Saturday, February 21, 2015

Ted: My Childhood Buddy

Ted was my favorite stuffed animal. He was small - just a beanie baby in fact. He was a dog - er, perhaps 'puppy' is a better term. He was a puppy with brown all across his top and white fur across his underbelly and his legs. His ears were short and pointy and when you pressed them down into his head, it made him look like he was sad. His best friend was named "Fred" - another beanie baby puppy I had - and Fred's beanies were always coming out of a hole in his foot. So, Fred was a cripple and Ted would take care of him. Ted was nice to all the stuffed animals and he protected all of them from the evil, grey rat/mouse that used to wrap it's tail around Ted's throat and drag him around. He always escaped and saved the day. Naturally. Ted's favorite trick to do was when I'd hold him by the head and throw him high in the air and he'd just spin and spin so fast and then I'd catch him before he hit the ground. It looked so cool to me. All my friends loved Ted too.
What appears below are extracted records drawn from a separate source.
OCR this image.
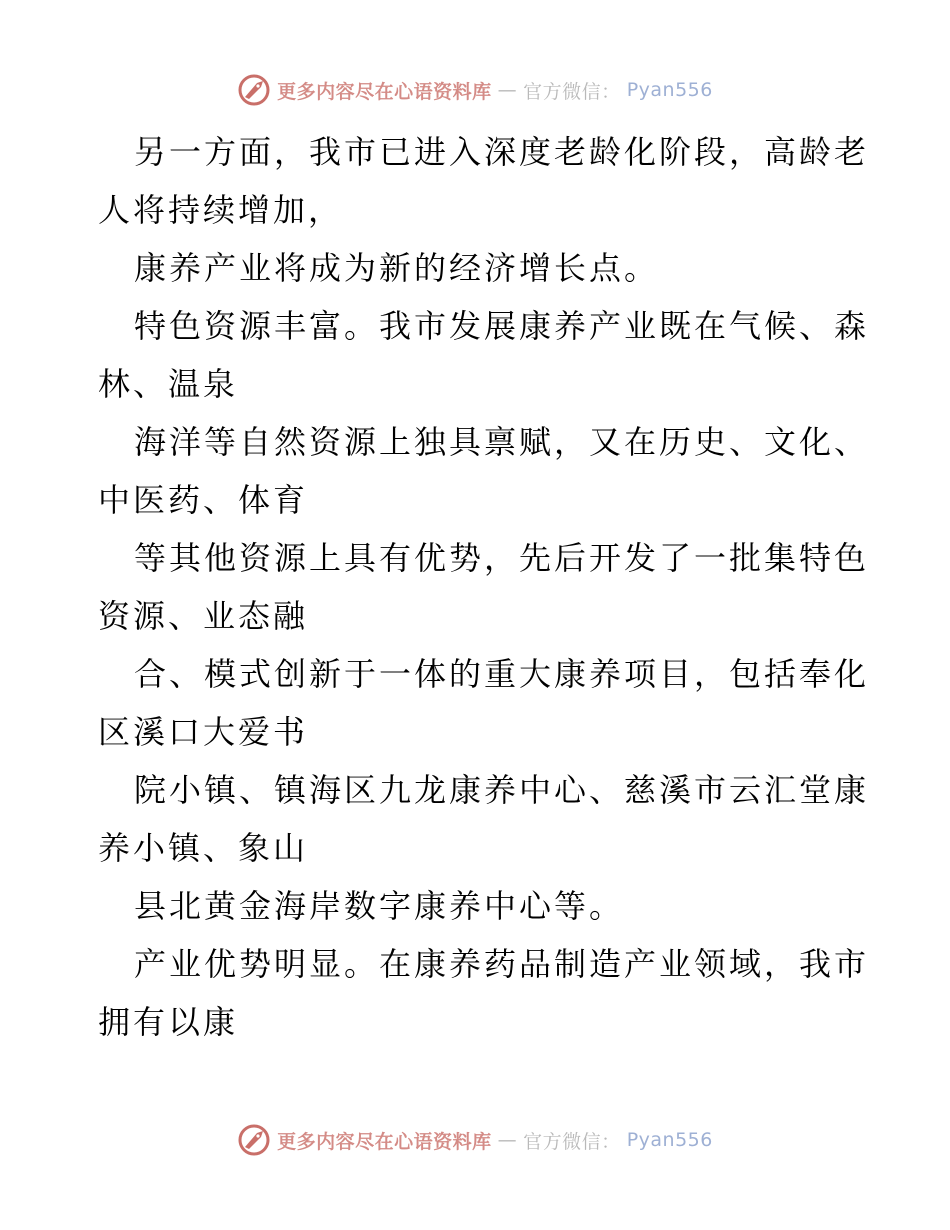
更多内容尽在心语资料库 — 官方微信： Pyan556
另一方面，我市已进入深度老龄化阶段，高龄老
人将持续增加，
康养产业将成为新的经济增长点。
特色资源丰富。我市发展康养产业既在气候、森
林、温泉
海洋等自然资源上独具禀赋，又在历史、文化、
中医药、体育
等其他资源上具有优势，先后开发了一批集特色
资源、业态融
合、模式创新于一体的重大康养项目，包括奉化
区溪口大爱书
院小镇、镇海区九龙康养中心、慈溪市云汇堂康
养小镇、象山
县北黄金海岸数字康养中心等。
产业优势明显。在康养药品制造产业领域，我市
拥有以康
更多内容尽在心语资料库 — 官方微信： Pyan556
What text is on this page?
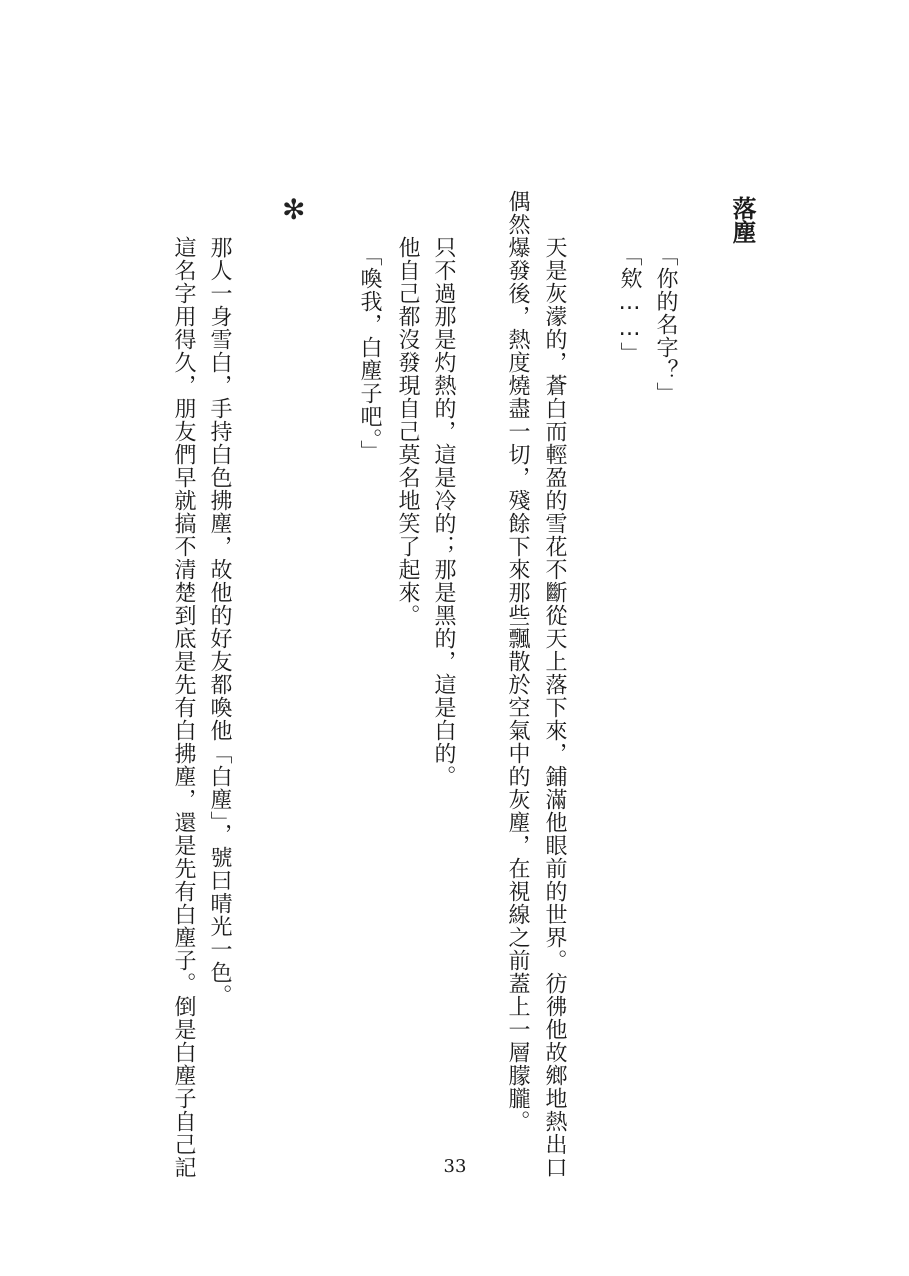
落塵
「你的名字？」
「欸……」
天是灰濛的，蒼白而輕盈的雪花不斷從天上落下來，鋪滿他眼前的世界。彷彿他故鄉地熱出口
偶然爆發後，熱度燒盡一切，殘餘下來那些飄散於空氣中的灰塵，在視線之前蓋上一層朦朧。
只不過那是灼熱的，這是冷的；那是黑的，這是白的。
他自己都沒發現自己莫名地笑了起來。
「喚我，白塵子吧。」
✻
那人一身雪白，手持白色拂塵，故他的好友都喚他「白塵」，號曰晴光一色。
這名字用得久，朋友們早就搞不清楚到底是先有白拂塵，還是先有白塵子。倒是白塵子自己記	33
I don't remember when I first got Ted. It as if I've always had him. I do remember walking through a store and seeing a soft, fresh version of him sitting on a shelf. I begged my mom to buy him for me. I went through many Teds. Somehow, I always seemed to lose mine. That's what happens when a kid carries a stuffed animal around with them everywhere. I don't remember what happened to the original. Indeed, I don't even remembering losing it. I don't remember losing any of them. I just remember I went through quite a few of them. I only know this because I have lots of random memories of Ted's fur being so soft - then I'd dunk him in a bucket of water or run through the sprinklers with him and his fur would become flat and smoothed down forever. It seems strange to me to think that Ted was ever soft and fuzzy. He's always had a rough exterior to me. When I think of him, I don't see the plush version I saw in the store, I only remember the weathered little puppy who would fly in the sky with me.
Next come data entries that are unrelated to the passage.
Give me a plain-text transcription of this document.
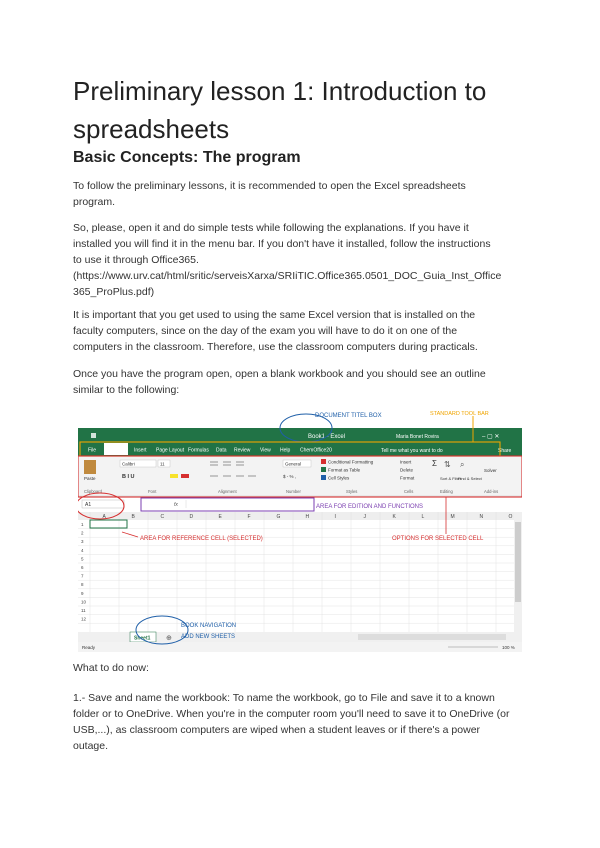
Preliminary lesson 1: Introduction to
spreadsheets
Basic Concepts: The program

To follow the preliminary lessons, it is recommended to open the Excel spreadsheets
program.

So, please, open it and do simple tests while following the explanations. If you have it
installed you will find it in the menu bar. If you don't have it installed, follow the instructions
to use it through Office365.
(https://www.urv.cat/html/sritic/serveisXarxa/SRIiTIC.Office365.0501_DOC_Guia_Inst_Office
365_ProPlus.pdf)

It is important that you get used to using the same Excel version that is installed on the
faculty computers, since on the day of the exam you will have to do it on one of the
computers in the classroom. Therefore, use the classroom computers during practicals.

Once you have the program open, open a blank workbook and you should see an outline
similar to the following:

Book1 - Excel	Maria Bonet Rovira	– ▢ ✕
File	Insert Page Layout Formulas Data Review View Help ChemOffice20	Tell me what you want to do	Share
Paste
Calibri	11
B I U
General
$ - % ,
Conditional Formatting
Format as Table
Cell Styles
Insert
Delete
Format
Σ ⇅ ⌕
Sort & Filter
Find & Select
Solver
Clipboard	Font	Alignment	Number	Styles	Cells	Editing	Add-ins
A1	fx
A	B	C	D	E	F	G	H	I	J	K	L	M	N	O
1
2
3
4
5
6
7
8
9
10
11
12
Sheet1 ⊕
Ready	100 %
DOCUMENT TITEL BOX	STANDARD TOOL BAR
AREA FOR EDITION AND FUNCTIONS
AREA FOR REFERENCE CELL (SELECTED)	OPTIONS FOR SELECTED CELL
BOOK NAVIGATION
ADD NEW SHEETS

What to do now:

1.- Save and name the workbook: To name the workbook, go to File and save it to a known
folder or to OneDrive. When you're in the computer room you'll need to save it to OneDrive (or
USB,...), as classroom computers are wiped when a student leaves or if there's a power
outage.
Ted was my buddy through thick and thin. There was one time that I couldn't find him and I was desperately searching everywhere for him. In the end, I found him in the freezer. His head was frozen in a glass of water and his legs were splayed out and coated in ice above him. My sister, Angie, had put him in there out of revenge for something bratty I'd done. I probably deserved it, but that moment was very traumatizing for me. I thought Ted was ruined forever - like I had lost my best friend. But of course, I hadn't really. We got him out of the freezer and he was fine. Another time - well, many other times - I can remember taking him to school with me. It was first grade, and I was close friends with two boys. One was J.T, the other, Jeffrey. JT and I were "funny buddies". At recess, Jeff would follow us around and we'd do silly things that would make him laugh. Sometimes I'd bring Ted to school and we'd play with him too. I remember showing Jeff Ted's favorite trick would always make him laugh so hard. I think Ted was the only stuffed animal I brought to school with me. He was also the only stuffed animal I ever shared with my friend, "Aubrey". In a way, that is. She knew how much I loved Ted, and one day, she found one of him at the store too and bought one. I don't remember what she named hers, but we used to have play-dates with our two Ted puppies and it was so fun. My Ted was the best, of course. You could always tell them apart, because Aubrey's still had fuzzy fur.

Looking back, I think Ted has been the only friend I've had who has stuck with me through all my life. It sounds so silly to say, but you know how attached kids can be to their stuffed animals. Now, I think of Ted, and all I have are the happy memories. True, there are the scary one's like when I found him in the freezer, but I can never remember being without him. I know I lost him a number of times and I know my parents' always bought me a new one, but I don't remember losing him. I don't remember the time in between Teds. I only remember having him. He was my constant buddy; the one that never left.

Now, he sits on top of my dresser, along with many of my other stuffed animals that I couldn't bear to put in storage. He sits beside Fred, so he can always keep an eye on him. I couldn't separate those two if I wanted to. Though I'm now an adult, Ted is a remnant of my childhood that remains with me. He's still here. Though I don't play with him like I used to, what he does for me hasn't changed. He's a symbol of happy memories and better days. He reminds me of innocence and laughter. When I feel really low, I look at him and think that I have a friend that has never left me behind.

That's why I kept him, I think. It wasn't just that I couldn't bear to throw away such a precious childhood toy, it was that I couldn't bear to lose everything else. Maybe it's silly that an inanimate object can mean so much, but that's okay. How empty would life be without a little silly? I'm really lucky to have had a little friend like Ted growing up. Not only did he bring me hours of joy then, but he reminds me of the joy now. Those memories, in times when I can listen, remind me that things will get better. They give me hope. Through everything I've lost while becoming an adult, I still have Ted. I'm lucky that not all of my childhood was left behind. If it was, well, who knows what I'd be?